December 27th, 2023 by Dave Leave a reply »

Jesus as Prophet

CAC teacher Brian McLaren reminds us of the power of knowing and following Jesus as a prophet:  

The understanding of Jesus as a prophet in the rich prophetic tradition of the Christian religion has been minimized. I bet many of us have never even heard a sermon or a talk about Jesus as prophet. Instead, we talked about Jesus as the Son of God, the Third Person of the Trinity, the Savior, and the sacrificial atonement lamb. We became very obsessed with talking about Jesus in some ways, but we minimized his work and life as a prophet. Of course, we’re welcome to understand Jesus as more than a prophet, but we should never understand him as less than a prophet. It should be the core and the baseline of our understanding of who Jesus is….

If we let Jesus’ prophetic identity be eclipsed by other understandings, Jesus is reduced and so are we, because Jesus was interested in us and his followers becoming like him. You’ll remember that Jesus says to the disciples, “Greater things you shall do” (John 14:12), and “As the Father sent me, so I send you” (John 20:21). He is telling his followers, “You’re going to be persecuted the way the prophets were before you. You’re fulfilling and falling into their movement. My movement is a prophetic movement. When you join my movement, you’re in that line of work.” Of course, in all of this, he’s echoing the prototypical prophet Moses’ words: “Would that all the Lord’s people were prophets and that God would put God’s spirit on them” (see Numbers 11:29)….

In all the ways we talk about Jesus, I hope we can get back the understanding of Jesus as prophet and let that revolutionize us. The prophet is not just somebody who reads a book and repeats what they have learned. The prophet is somebody who goes deep into themselves to hear the message that’s being birthed in the midst of their pain and their burdens and their frustrations and their sufferings and their questions and their perplexity and their disillusionments. In the foment and ferment of that inner journey, something begins to emerge, and they bring it out and they say, “I can’t just say these words. I have to demonstrate them. I’ve got to find two or three other people who see what I see so that we can do something about it.”

I think there’s a movement that’s happening in the world. It’s happening across religions. It’s happening with secular and religious people. It’s bubbling up in the hearts of people in pain. When people who are motivated by revolutionary love in the prophetic path of Jesus come together, knowing the pain of our planet and knowing the agony of the poor, to work for peace and against injustice and racism and hate, they can transform a broken world toward beloved community to the glory of God.

======================= From John Chaffee’s. Friday Five

“There is no coming to consciousness without pain.

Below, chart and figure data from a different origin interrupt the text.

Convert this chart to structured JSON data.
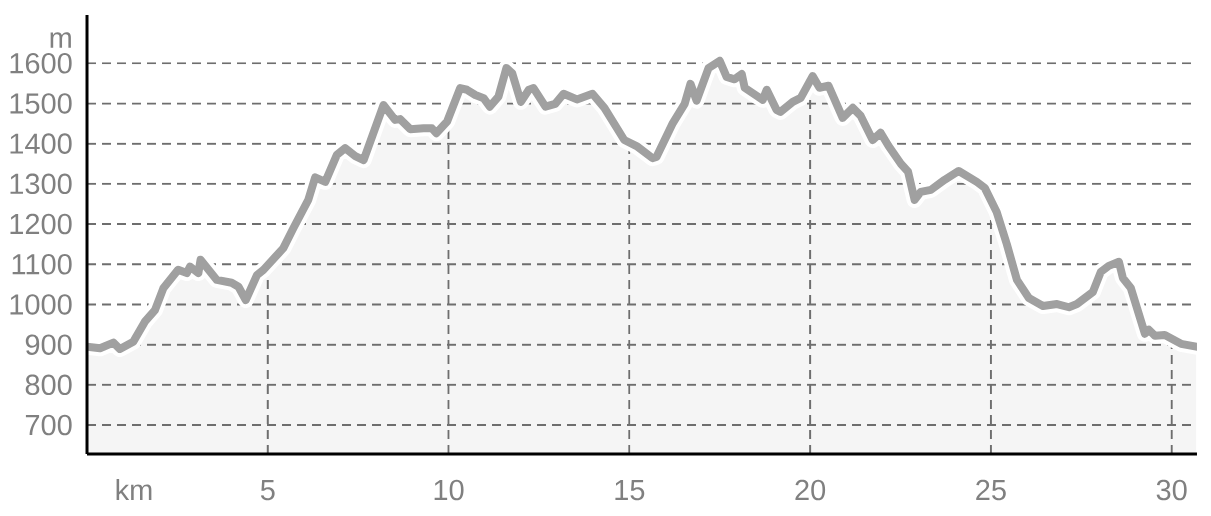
{
  "chart_data": {
    "type": "area",
    "xlabel": "km",
    "ylabel": "m",
    "x": [
      0,
      0.36,
      0.73,
      0.91,
      1.28,
      1.6,
      1.88,
      2.11,
      2.52,
      2.76,
      2.85,
      3.08,
      3.14,
      3.59,
      4.0,
      4.19,
      4.39,
      4.7,
      4.88,
      5.43,
      5.71,
      6.12,
      6.31,
      6.59,
      6.91,
      7.14,
      7.42,
      7.65,
      8.2,
      8.52,
      8.66,
      8.94,
      9.31,
      9.54,
      9.66,
      9.96,
      10.32,
      10.51,
      10.74,
      10.97,
      11.14,
      11.38,
      11.6,
      11.76,
      12.0,
      12.22,
      12.35,
      12.68,
      12.95,
      13.18,
      13.55,
      13.98,
      14.31,
      14.86,
      15.2,
      15.64,
      15.75,
      16.19,
      16.53,
      16.69,
      16.86,
      17.19,
      17.5,
      17.69,
      17.91,
      18.11,
      18.19,
      18.52,
      18.69,
      18.8,
      19.07,
      19.18,
      19.52,
      19.74,
      20.07,
      20.26,
      20.51,
      20.9,
      21.18,
      21.4,
      21.73,
      21.95,
      22.17,
      22.51,
      22.71,
      22.89,
      23.06,
      23.34,
      23.72,
      24.11,
      24.61,
      24.83,
      25.16,
      25.44,
      25.72,
      26.05,
      26.44,
      26.83,
      27.16,
      27.38,
      27.82,
      28.04,
      28.26,
      28.54,
      28.65,
      28.87,
      29.26,
      29.37,
      29.54,
      29.81,
      30.26,
      30.68
    ],
    "series": [
      {
        "color": "#a0a0a0",
        "values": [
          895,
          891,
          905,
          889,
          907,
          957,
          986,
          1040,
          1086,
          1078,
          1094,
          1078,
          1111,
          1061,
          1054,
          1044,
          1011,
          1073,
          1086,
          1140,
          1190,
          1260,
          1316,
          1305,
          1372,
          1389,
          1369,
          1359,
          1496,
          1459,
          1461,
          1436,
          1438,
          1438,
          1426,
          1455,
          1538,
          1534,
          1521,
          1513,
          1492,
          1517,
          1588,
          1575,
          1504,
          1534,
          1538,
          1492,
          1499,
          1524,
          1510,
          1524,
          1489,
          1409,
          1394,
          1364,
          1367,
          1449,
          1499,
          1549,
          1507,
          1588,
          1606,
          1566,
          1560,
          1573,
          1539,
          1519,
          1509,
          1534,
          1484,
          1479,
          1504,
          1514,
          1568,
          1539,
          1544,
          1464,
          1489,
          1469,
          1409,
          1427,
          1394,
          1350,
          1330,
          1260,
          1280,
          1285,
          1310,
          1332,
          1305,
          1290,
          1230,
          1150,
          1061,
          1016,
          996,
          1001,
          993,
          1001,
          1031,
          1081,
          1096,
          1106,
          1066,
          1041,
          927,
          937,
          922,
          924,
          902,
          895
        ]
      }
    ],
    "xlim": [
      0,
      30.7
    ],
    "ylim": [
      628,
      1720
    ],
    "xticks": [
      5,
      10,
      15,
      20,
      25,
      30
    ],
    "yticks": [
      700,
      800,
      900,
      1000,
      1100,
      1200,
      1300,
      1400,
      1500,
      1600
    ],
    "grid": true
  }
}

– Carl Jung, Swiss Psychoanalyst

Sometimes it is easier in the short run to go through life oblivious to the problems we create for ourselves.  Over the years, I have had to face uncomfortable truths about myself that I could not avoid any longer.

The Enneagram was a major part of this process.

We all have a favorite mode in which we “play the game of life.”  That mode of living can work for a time before we begin realizing that it causes us more problems than not, and it is extremely difficult to look in the mirror and realize that we are our largest obstacle/hurdle.

Jung was correct, it is a painful experience to become self-aware.